Fachleute sprechen davon, dass eine gute Markenkommunikation als Basis ca. 10 Prozent Guerilla-Maßnahmen verträgt, um mit Charme, einem Augenzwinkern und manchmal auch am Rande der Legalität in die Köpfe der Betrachtenden zu kommen. Frechheit wird gern hingenommen, auffallendes Anderssein ist Pflicht. So erreicht man subtil, meist auch mit relativ geringen Mitteln die Wahrnehmung der potenziellen Kunden und Interessenten. Aber auch die Presse wird aufmerksam und berichtet gerne – mehr Return on Investment geht nicht.

Überraschungseffekte und Provokation sind dabei oft der Schlüssel zum Erfolg. Man verwendet Vorhandenes und verändert es zu seinem Nutzen. So ließ McDonalds mal gelbe Zebrastreifen in New York zu Pommes-Stäbchen werden, indem die bekannte rote Pappschachtel von Pflastermalern hinzugefügt wurde. TippEx stellte direkt im Umfeld eines Zebrastreifens einen großen TippEx-Behälter mit Produktproben auf. IKEA wechselte zur Eröffnung in Duisburg die harten Stahlmöbel einer U-Bahn-Station gegen komfortable Möbeln aus dem eigenen Haus. Logos finden sich auf dem Bürgersteig, freundliche Menschen verteilen einen Blumengruß an einer Ampel. Alle Ideen haben eines gemeinsam: Die Unternehmen hatten Mut und haben umgesetzt. Allerdings mit Fokus auf das B2C-Segment.

Wer es schafft, sein Publikum positiv zu erreichen, erntet Anerkennung oder Unverständnis – je nach Betrachtungswinkel der Rezipienten – und ist sicher im öffentlichen Gespräch. Dieses Phänomen kann auch im B2B-Segment Wirkung zeigen, wenn man den Mut besitzt anzuecken. So lässt sich auch mit bescheideneren Budgets ein nachhaltiger Eindruck erzielen. Aber viele B2B-Unternehmen haben diesen Weg noch nicht für sich erkannt.

Guerilla Marketing – den „richtigen Weg“ bei der Ideenentwicklung gibt es nicht

Wir arbeiten schon lange, gerne und immer wieder mit diesem Instrument, wenn unsere Kunden es zulassen, aber einen klaren Weg zur erfolgreichen Lösung kann man nicht einwandfrei formulieren. Wie auch? Jede beworbene Dienstleistung, jedes vorgestellte Produkt ist anders.

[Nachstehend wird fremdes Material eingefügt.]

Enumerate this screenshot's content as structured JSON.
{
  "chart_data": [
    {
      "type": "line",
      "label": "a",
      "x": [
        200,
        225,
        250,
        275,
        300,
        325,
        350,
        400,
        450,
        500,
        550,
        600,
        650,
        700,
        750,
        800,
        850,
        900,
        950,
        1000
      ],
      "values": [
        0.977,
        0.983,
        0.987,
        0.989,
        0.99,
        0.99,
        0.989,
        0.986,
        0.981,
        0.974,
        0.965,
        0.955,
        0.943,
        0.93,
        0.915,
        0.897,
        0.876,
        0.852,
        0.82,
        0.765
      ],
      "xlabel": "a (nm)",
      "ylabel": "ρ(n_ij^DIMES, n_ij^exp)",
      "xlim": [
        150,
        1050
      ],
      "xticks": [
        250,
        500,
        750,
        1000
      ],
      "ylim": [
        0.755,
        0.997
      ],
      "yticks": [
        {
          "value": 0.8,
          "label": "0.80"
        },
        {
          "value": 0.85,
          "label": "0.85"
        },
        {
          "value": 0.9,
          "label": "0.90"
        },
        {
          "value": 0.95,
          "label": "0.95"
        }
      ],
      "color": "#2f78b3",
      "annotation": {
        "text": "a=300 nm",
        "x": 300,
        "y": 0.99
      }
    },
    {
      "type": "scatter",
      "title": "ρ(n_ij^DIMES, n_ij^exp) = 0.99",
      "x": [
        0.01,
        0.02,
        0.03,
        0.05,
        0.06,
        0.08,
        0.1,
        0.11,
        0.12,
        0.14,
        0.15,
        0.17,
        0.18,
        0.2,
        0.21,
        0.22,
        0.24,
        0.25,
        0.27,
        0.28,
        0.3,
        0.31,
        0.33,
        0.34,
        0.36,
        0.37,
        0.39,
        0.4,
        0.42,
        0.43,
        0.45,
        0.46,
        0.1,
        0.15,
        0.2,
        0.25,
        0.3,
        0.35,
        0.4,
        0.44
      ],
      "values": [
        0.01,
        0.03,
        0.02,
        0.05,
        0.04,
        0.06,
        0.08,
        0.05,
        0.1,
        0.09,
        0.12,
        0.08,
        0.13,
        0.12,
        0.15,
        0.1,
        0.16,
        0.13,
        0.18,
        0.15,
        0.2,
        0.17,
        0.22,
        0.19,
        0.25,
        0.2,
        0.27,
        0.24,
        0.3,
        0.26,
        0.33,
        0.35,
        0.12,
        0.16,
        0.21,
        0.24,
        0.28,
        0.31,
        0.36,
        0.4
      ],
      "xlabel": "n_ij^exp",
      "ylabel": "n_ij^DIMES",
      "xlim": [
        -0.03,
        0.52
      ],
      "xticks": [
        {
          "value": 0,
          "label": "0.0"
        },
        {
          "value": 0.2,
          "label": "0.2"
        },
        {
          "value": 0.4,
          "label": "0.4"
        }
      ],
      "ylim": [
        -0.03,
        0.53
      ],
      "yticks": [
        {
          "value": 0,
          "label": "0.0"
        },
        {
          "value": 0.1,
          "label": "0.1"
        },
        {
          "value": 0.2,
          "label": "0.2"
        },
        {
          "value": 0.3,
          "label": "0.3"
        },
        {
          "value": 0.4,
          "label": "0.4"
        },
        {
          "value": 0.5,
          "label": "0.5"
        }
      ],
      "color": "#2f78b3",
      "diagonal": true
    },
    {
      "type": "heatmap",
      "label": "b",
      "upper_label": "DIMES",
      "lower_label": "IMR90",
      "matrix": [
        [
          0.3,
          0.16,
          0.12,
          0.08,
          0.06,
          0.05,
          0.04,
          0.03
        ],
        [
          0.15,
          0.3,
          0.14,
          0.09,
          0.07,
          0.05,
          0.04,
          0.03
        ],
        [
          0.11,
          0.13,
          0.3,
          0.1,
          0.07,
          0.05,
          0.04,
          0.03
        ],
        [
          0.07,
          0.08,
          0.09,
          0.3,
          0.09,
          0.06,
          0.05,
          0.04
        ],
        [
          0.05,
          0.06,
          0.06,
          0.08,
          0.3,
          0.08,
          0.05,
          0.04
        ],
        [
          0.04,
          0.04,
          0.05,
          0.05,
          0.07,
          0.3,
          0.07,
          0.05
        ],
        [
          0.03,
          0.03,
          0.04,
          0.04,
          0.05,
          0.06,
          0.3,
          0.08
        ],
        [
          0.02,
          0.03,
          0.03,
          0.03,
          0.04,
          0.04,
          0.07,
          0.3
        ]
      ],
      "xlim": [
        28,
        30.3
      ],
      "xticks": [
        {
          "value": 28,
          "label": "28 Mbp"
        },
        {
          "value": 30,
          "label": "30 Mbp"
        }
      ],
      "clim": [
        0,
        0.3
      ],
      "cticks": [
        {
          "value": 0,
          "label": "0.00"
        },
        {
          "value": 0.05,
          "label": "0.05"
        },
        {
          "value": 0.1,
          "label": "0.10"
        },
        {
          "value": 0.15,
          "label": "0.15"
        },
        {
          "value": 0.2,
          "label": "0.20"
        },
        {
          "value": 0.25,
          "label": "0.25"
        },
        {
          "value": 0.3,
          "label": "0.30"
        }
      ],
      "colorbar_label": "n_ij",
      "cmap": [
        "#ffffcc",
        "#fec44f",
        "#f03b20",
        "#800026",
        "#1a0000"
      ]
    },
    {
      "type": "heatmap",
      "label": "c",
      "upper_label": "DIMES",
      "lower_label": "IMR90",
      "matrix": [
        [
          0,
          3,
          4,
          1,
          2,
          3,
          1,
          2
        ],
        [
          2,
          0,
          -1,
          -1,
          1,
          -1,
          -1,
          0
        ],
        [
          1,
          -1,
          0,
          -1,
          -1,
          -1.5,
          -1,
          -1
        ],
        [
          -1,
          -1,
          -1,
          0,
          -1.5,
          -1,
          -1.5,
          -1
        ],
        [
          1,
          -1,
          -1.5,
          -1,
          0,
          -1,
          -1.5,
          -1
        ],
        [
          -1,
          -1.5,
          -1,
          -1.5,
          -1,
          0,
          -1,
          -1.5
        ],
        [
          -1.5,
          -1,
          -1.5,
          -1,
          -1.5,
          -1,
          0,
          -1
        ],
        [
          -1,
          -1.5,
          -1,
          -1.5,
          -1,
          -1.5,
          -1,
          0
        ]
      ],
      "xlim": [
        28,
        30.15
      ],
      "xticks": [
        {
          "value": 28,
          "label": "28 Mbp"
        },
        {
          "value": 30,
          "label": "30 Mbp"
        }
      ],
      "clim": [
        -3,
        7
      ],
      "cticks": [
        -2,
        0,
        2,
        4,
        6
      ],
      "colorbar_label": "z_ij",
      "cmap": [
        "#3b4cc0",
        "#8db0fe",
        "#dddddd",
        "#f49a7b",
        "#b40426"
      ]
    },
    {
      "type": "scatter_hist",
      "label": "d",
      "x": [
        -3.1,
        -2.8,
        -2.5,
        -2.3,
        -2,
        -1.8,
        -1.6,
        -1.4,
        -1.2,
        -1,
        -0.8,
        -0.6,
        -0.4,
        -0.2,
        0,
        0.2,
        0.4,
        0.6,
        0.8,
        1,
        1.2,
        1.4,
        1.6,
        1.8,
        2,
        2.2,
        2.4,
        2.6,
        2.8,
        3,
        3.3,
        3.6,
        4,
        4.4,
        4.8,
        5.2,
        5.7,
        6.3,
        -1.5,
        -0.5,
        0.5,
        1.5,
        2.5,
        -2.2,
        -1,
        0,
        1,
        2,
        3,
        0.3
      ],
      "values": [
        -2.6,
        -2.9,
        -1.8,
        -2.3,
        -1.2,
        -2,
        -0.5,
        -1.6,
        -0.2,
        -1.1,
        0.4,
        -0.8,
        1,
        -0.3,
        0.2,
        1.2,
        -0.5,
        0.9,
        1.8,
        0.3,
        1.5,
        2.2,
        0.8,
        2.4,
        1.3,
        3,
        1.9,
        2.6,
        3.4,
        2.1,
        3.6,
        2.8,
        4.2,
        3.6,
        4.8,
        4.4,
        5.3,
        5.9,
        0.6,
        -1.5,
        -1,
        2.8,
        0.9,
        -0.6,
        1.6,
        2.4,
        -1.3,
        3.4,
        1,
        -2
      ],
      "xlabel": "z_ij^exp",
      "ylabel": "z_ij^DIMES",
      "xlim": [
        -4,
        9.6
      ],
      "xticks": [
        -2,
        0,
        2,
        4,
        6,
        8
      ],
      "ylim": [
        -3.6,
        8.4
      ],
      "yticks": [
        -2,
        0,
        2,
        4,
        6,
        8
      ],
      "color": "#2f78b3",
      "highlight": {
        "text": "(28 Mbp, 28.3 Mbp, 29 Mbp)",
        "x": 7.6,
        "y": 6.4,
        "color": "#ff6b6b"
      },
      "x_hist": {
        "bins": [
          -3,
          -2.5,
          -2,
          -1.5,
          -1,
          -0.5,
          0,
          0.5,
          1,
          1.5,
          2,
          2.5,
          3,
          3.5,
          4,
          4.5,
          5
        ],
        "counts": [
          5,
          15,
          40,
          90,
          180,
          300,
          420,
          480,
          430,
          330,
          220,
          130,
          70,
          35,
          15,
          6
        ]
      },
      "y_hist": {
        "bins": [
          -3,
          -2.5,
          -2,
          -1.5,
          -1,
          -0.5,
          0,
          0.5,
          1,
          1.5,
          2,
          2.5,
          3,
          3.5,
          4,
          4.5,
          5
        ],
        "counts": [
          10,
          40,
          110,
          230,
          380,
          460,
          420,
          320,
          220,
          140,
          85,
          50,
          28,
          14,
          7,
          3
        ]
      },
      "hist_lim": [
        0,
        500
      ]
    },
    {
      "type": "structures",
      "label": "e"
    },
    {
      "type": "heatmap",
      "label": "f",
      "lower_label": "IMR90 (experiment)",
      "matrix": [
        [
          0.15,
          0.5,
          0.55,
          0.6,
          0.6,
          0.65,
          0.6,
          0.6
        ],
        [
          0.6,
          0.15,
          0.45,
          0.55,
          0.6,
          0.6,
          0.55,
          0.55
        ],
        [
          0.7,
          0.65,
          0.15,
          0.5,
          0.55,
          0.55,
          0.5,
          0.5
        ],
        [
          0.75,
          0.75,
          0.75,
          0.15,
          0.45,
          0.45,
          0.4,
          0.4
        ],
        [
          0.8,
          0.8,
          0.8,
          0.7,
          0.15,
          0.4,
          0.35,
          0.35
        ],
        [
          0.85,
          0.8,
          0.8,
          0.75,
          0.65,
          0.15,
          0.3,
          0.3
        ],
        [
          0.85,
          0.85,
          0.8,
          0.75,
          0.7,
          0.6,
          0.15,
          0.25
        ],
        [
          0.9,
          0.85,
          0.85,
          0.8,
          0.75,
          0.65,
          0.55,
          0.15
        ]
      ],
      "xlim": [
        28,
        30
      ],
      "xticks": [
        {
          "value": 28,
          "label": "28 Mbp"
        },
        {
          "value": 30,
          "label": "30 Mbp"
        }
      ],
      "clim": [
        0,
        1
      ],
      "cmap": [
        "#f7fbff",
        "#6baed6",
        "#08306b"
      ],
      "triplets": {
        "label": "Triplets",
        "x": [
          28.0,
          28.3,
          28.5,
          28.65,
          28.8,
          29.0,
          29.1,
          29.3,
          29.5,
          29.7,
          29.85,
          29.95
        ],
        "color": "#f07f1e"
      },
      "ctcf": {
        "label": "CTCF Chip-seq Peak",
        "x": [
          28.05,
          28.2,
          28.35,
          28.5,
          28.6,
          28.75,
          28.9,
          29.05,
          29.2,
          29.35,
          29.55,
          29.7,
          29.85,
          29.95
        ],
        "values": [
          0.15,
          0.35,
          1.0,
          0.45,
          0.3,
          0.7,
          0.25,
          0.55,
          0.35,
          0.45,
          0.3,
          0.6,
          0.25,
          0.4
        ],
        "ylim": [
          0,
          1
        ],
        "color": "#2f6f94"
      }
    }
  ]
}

Das wohlbekannte Brainstorming ist häufig der Einstieg in den Prozess, aber der klassische Ansatz bringt einen nicht immer weiter. Es geht eher darum herauszufinden, welche kulturelle Ausrichtung die Marke hat, welches Verhalten die Mitarbeitenden beschreibt, welche Positionierung das Unternehmen auszeichnet. Hinzu kommt die Sichtweise von Externen und die Ideen von Quer- und Frechdenkern, die unbelastet und konsequenzlos kreativ werden dürfen, um das zu finden, was Anderssein für die Marke und das Unternehmen bedeutet.

Natürlich müssen die entwickelten Ideen letztendlich organisatorisch realisierbar sein und zum vorhandenen Budget passen. Aber in der Ideenfindungsphase sind solche Überlegungen zunächst einmal zweitrangig, denn gute Ideen lassen sich oft auch auf einem etwas kleineren Niveau umsetzen – dafür gibt es Spezialisten. Entscheidend ist im Vorfeld die Erfahrung der Macher der geplanten Aktion. Sie entscheidet darüber, wie etwas optimal auf den Punkt gebracht wird.

Aufgepasst bei den Aktionen

Guerilla Marketing polarisiert, und das soll es auch. Es arbeitet jedoch immer mal wieder am Rande der rechtlichen Grauzone oder geht sogar bewusst einen Schritt weiter. Dies muss von erfahrenen Marketing-Profis bewertet werden, denn die Auswirkungen für Marke und Unternehmen können fatal sein. Humorvolle und aufmerksamkeitsstarke Werbeideen, die in Guerilla-Maßnahmen verarbeitet werden, sind nicht immer rechtens. Dies gilt es zu bewerten und ggfls. auch rechtlich akzeptable Lösungen zu finden. Damit die gewünschte Polarität das erreicht, was sie soll: Gesprächsstoff liefern, um in den Köpfen potentieller Kunden zu ankern.